Finding Out About Science

Here's an interesting couple of questions from the General Social Survey. Note the slight differences.
We are interested in how people get information about science and technology. Where do you get most of your information about science and technology

If you wanted to learn about scientific issues such as global warming or biotechnology, where would you get information
The first question is generic, the "science and technology," while the second aims specifically at "global warming or biotechnology." The two questions have identical response alternatives (answers). The answers were newspapers, magazines, the internet, books, TV, radio, government agencies, family and friends, and "other."

What I'm curious about is how often people shift their source of info when "global warming" pops up versus the more generic "science and technology." And I'm really curious as to whether certain types of folks (religious, conservative, etc.) are even more likely to downshift from mainstream news to other sources when that magic phrase "global warming" appears on their radar.

For example, 18.2 percent of respondents identified newspapers or magazines as a generic source of science info, but only 9.9 percent identified these two sources for more specific "global warming or biotechnology." The internet was a generic source of 31.4 percent, but when we get specific about global warming it jumps to 56.3 percent. That's big. (Nerd Note: I'm collapsing these results across the six years these two questions were asked).

As a further example, among those who identified newspapers as a generic science source, only 29 percent identified it as a specific global warming or biotech source. A lot of these "newspaper" generic folks shifted to the internet as a source (36.6 percent of them). The rest are scattered among other sources. Something about "global warming or biotechnology" sent these newspaper folks scurrying to the net. Among strong Republicans, 40.7 percent left newspaper for the internet, while among strong Democrats only 28.3 percent went to the internet. In other words, GOPers were more likely to go to a source with more personal control, one where they were perhaps more likely to seek out sources that they prefer, when the "global warming" thing appeared.

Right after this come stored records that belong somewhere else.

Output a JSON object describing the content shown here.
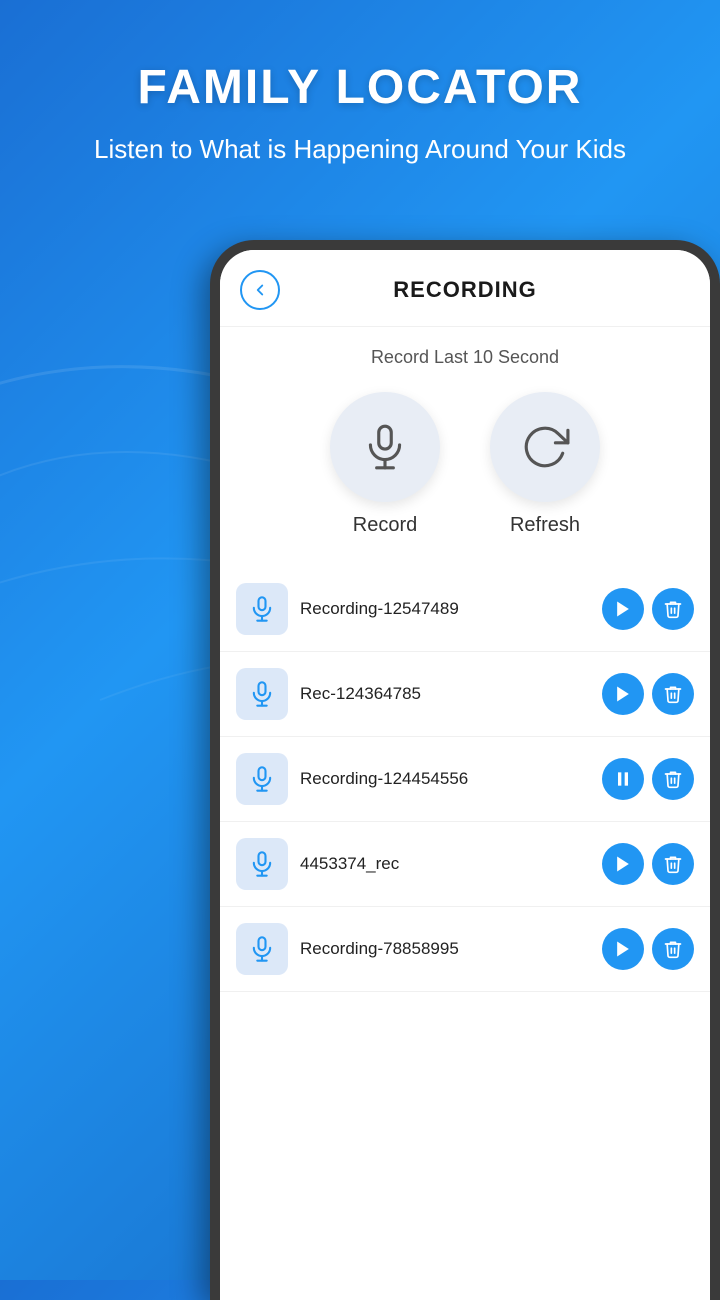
{
  "background": {
    "gradient_start": "#1a6fd4",
    "gradient_end": "#1565C0"
  },
  "header": {
    "title": "FAMILY LOCATOR",
    "subtitle": "Listen to What is Happening Around Your Kids"
  },
  "screen": {
    "title": "RECORDING",
    "subtitle": "Record Last 10 Second",
    "record_label": "Record",
    "refresh_label": "Refresh"
  },
  "recordings": [
    {
      "id": 1,
      "name": "Recording-12547489",
      "state": "play"
    },
    {
      "id": 2,
      "name": "Rec-124364785",
      "state": "play"
    },
    {
      "id": 3,
      "name": "Recording-124454556",
      "state": "pause"
    },
    {
      "id": 4,
      "name": "4453374_rec",
      "state": "play"
    },
    {
      "id": 5,
      "name": "Recording-78858995",
      "state": "play"
    }
  ]
}
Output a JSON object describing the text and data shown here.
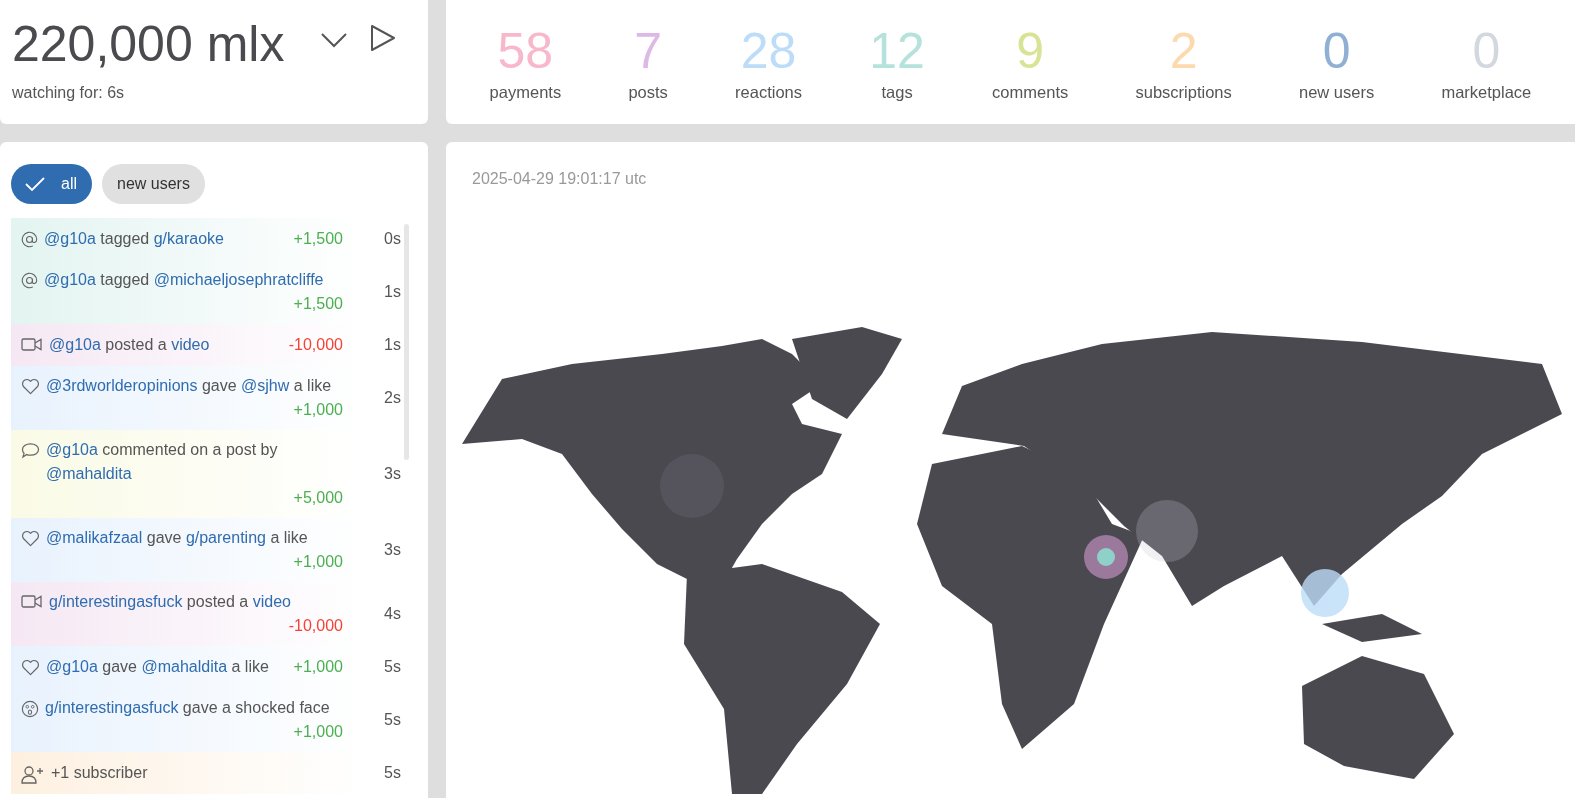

Here's a quick and dirty breakdown with only the three top sources provided. Note there are few real differences. The two are party IDs are about the same on generic, but GOPers jump up on the internet as a source. Still strong partisans both name it first on the more specific question, it's just that Republicans lean even more heavily that way. Newspapers disappear from the top three when it gets specific.

Generic Science Sources

Strong Democrats: 38.1 percent TV, 28.1 percent internet, 11.7 percent newspapers.
Strong Republicans: 37.2 percent TV, 31.3 percent internet, 10.2 percent newspapers.

Specific (global warming) Sources

Strong Democrats: 50.5 percent internet, 22.1 percent TV, 9.0 percent books
Strong Republicans: 56.3 percent internet, 19.0 percent TV, 8.0 percent books.